The TetRS qPCR-based rapid genotyping panel detects recurrent molecular alterations relevant to the diverse radiologic differential diagnosis of PCNSL and subsequent diagnostic workup. (A) Clinical characteristics of 159 patients who established a new diagnosis of PCNSL at our facility. Diagnostic assays include all procedures performed at our facility and outside facilities. Time to diagnosis is displayed on a logarithmic scale, calculated from date of admission to our facility. One patient is not displayed, who had 4 lumbar punctures as an outpatient, with the final assay returning positive on the first day of inpatient admission. This cohort included 2 HIV-positive (1.3%), 17 EBV-positive (10.7%), and 13 immunosuppressed patients (8.2%) (supplemental Table 1). (B) Final diagnosis among patients with a new brain lesion with PCNSL in the differential diagnosis. (C) A representative patient with a new brain lesion underwent 2 nondiagnostic lumbar punctures prior to a brain biopsy. Intraoperative histopathology was inconclusive. Chemotherapy was initiated empirically prior to final pathologic diagnosis due to symptomatic decline. Analysis of archived biopsy tissue revealed the MYD88 L265P mutation. (D) Results of TetRS assay on DNA extracts from 71 archived, clinically annotated biopsy specimens by sensitive detection of hotspot mutations in MYD88, TERT promoter, IDH1/2, H3F3A, and BRAF. Expanded results are shown in supplemental Figure 7. EBV, Epstein-Barr virus; Hem., hematologic; HIV, human immunodeficiency virus.

Figure 2.

Detection of PCNSL- and glioma-specific somatic variants with the TetRS rapid genotyping assay in prospectively collected liquid biopsies. (A) The top row of segmented color bars displays the CNS disease status. The next 4 rows represent the results of routine clinical CSF studies and intraoperative frozen histopathology. The bottom row shows the mutant alleles detected in CSF by the TetRS rapid genotyping assay.
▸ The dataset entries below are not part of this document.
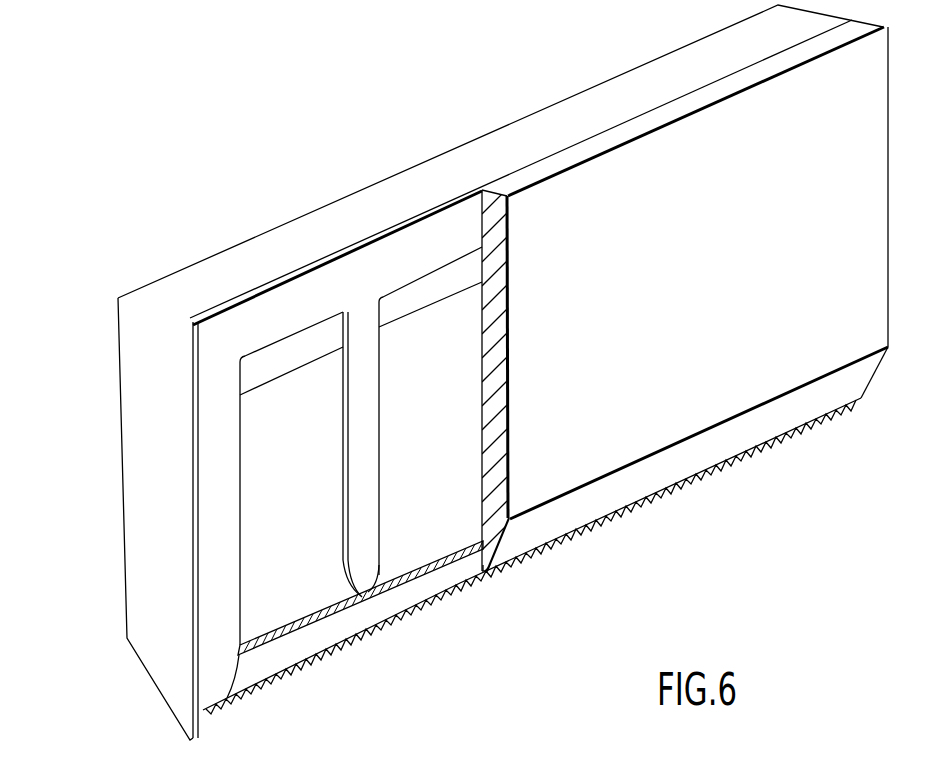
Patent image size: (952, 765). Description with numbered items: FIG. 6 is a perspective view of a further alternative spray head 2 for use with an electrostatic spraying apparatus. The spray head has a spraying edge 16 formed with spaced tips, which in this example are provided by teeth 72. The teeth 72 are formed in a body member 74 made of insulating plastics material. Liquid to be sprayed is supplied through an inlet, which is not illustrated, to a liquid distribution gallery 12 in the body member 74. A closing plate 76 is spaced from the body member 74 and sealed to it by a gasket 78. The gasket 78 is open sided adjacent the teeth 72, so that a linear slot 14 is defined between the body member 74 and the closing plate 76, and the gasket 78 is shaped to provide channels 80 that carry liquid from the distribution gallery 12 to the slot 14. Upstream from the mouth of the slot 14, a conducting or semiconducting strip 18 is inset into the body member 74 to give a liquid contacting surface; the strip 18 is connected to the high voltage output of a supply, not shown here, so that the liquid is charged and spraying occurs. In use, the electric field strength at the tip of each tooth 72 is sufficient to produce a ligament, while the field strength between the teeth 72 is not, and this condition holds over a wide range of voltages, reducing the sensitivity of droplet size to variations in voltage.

The container 2 is at (158, 675).
The liquid distribution gallery 12 is at (470, 272).
The linear slot 14 is at (497, 568).
The spraying edge 16 is at (430, 628).
The conducting or semiconducting strip 18 is at (428, 565).
The teeth 72 is at (330, 670).
The body member 74 is at (135, 587).
The closing plate 76 is at (877, 188).
The gasket 78 is at (362, 307).
The channels 80 is at (350, 473).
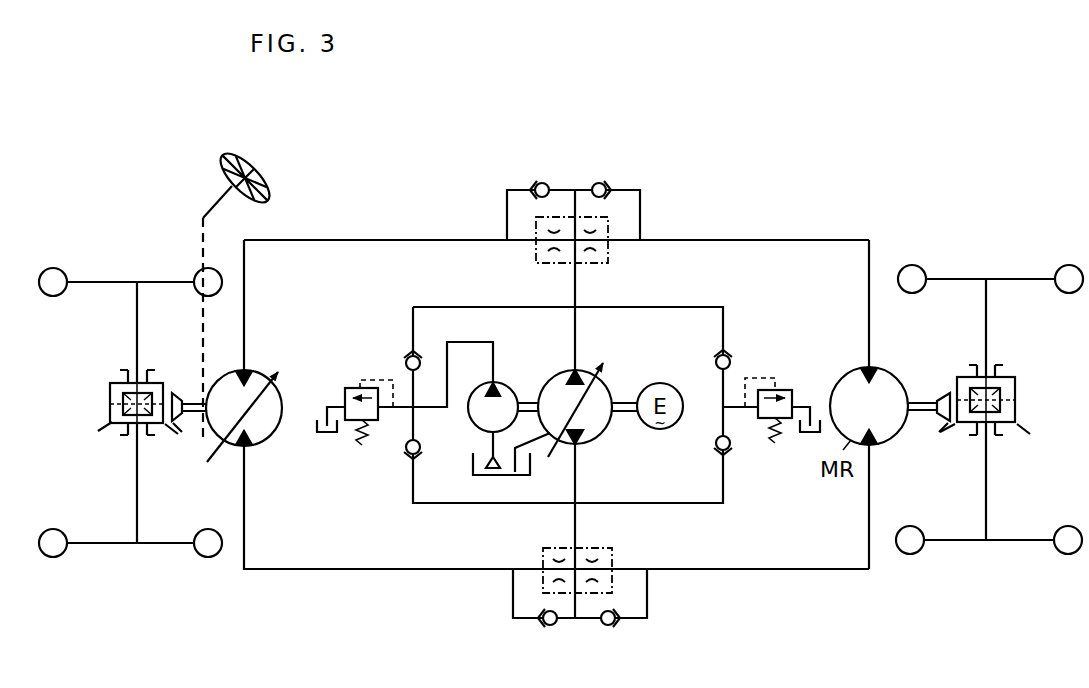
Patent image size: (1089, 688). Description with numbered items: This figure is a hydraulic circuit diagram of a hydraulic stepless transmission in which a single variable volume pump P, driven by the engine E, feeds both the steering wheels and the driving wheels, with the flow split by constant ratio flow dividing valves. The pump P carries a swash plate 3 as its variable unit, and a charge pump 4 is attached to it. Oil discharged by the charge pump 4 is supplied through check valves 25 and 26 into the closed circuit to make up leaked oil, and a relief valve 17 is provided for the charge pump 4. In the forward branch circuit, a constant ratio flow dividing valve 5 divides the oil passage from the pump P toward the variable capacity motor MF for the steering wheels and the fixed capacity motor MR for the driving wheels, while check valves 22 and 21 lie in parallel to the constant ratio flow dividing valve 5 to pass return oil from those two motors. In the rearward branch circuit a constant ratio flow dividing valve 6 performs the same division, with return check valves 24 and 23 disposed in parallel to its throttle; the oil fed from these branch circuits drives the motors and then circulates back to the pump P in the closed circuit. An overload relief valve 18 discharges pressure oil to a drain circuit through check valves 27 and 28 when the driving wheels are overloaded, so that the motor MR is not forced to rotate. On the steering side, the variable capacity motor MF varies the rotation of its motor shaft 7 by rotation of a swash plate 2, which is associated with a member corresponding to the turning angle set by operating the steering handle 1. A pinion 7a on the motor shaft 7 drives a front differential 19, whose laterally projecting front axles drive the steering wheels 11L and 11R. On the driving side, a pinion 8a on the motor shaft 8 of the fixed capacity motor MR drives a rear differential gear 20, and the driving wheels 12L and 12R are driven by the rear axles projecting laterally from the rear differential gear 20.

The steering handle 1 is at (250, 288).
The swash plate 2 is at (277, 374).
The swash plate 3 is at (552, 447).
The charge pump 4 is at (506, 385).
The constant ratio flow dividing valve 5 is at (609, 259).
The constant ratio flow dividing valve 6 is at (612, 552).
The motor shaft 7 is at (186, 411).
The pinion 7a is at (173, 394).
The motor shaft 8 is at (931, 402).
The pinion 8a is at (941, 395).
The steering wheel 11R is at (105, 280).
The steering wheel 11L is at (107, 546).
The driving wheel 12R is at (960, 277).
The driving wheel 12L is at (962, 543).
The relief valve 17 is at (352, 388).
The overload relief valve 18 is at (781, 390).
The front differential 19 is at (107, 402).
The rear differential gear 20 is at (1019, 397).
The check valve 21 is at (600, 182).
The check valve 22 is at (543, 182).
The return check valve 23 is at (605, 626).
The return check valve 24 is at (554, 626).
The check valve 25 is at (406, 356).
The check valve 26 is at (408, 457).
The check valve 27 is at (731, 358).
The check valve 28 is at (731, 450).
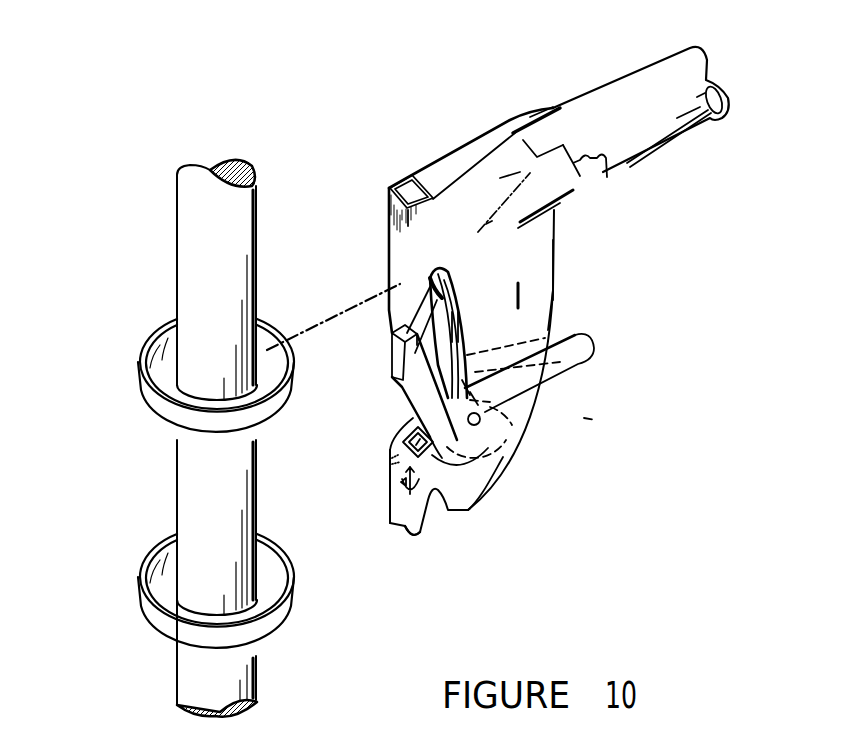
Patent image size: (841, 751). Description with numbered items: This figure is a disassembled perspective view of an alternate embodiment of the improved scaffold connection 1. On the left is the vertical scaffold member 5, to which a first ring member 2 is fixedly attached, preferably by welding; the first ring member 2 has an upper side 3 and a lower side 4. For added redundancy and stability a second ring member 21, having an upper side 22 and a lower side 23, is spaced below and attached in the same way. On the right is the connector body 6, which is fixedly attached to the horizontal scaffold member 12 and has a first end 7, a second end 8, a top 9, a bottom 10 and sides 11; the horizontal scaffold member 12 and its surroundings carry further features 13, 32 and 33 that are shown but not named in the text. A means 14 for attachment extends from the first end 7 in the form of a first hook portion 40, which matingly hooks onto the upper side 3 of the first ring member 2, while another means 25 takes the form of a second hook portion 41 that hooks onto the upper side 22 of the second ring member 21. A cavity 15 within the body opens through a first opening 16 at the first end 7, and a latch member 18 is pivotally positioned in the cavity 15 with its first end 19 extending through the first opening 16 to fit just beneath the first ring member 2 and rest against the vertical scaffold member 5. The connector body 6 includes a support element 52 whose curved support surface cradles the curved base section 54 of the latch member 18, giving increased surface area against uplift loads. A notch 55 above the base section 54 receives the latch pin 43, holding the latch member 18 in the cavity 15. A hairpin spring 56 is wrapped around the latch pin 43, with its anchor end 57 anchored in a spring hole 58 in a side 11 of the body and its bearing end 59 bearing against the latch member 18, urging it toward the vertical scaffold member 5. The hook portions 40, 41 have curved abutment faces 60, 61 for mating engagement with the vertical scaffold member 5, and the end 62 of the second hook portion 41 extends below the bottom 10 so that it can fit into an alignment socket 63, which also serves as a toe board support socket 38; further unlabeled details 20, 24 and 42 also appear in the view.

The scaffold connection 1 is at (507, 312).
The first ring member 2 is at (187, 372).
The upper side 3 is at (263, 329).
The lower side 4 is at (266, 434).
The vertical scaffold member 5 is at (183, 485).
The connector body 6 is at (494, 341).
The first end 7 is at (393, 413).
The second end 8 is at (569, 241).
The top 9 is at (482, 133).
The bottom 10 is at (475, 512).
The sides 11 is at (537, 312).
The horizontal scaffold member 12 is at (685, 135).
The tube 13 is at (648, 113).
The means for attachment 14 is at (380, 227).
The cavity 15 is at (454, 333).
The first opening 16 is at (462, 345).
The latch member 18 is at (448, 293).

Expanded results are shown in supplemental Figure 8. (B) Case P22 shows detection of the MYD88 L265P mutation in CSF from a patient with a cerebellar mass, who underwent gross total resection due to nondiagnostic intraoperative frozen specimen analysis. Cytology and permanent histologic analysis revealed PCNSL 4 days postoperatively. (C) Case P7 shows detection of the TERT C228T mutation in the CSF of a patient with a right temporal mass. Surgical needle biopsy was concluded after intraoperative frozen analysis showed high-grade glioma but converted to open craniotomy and subtotal resection due to intraoperative bleeding. GBM, glioblastoma multiforme; HGG, high-grade glioma.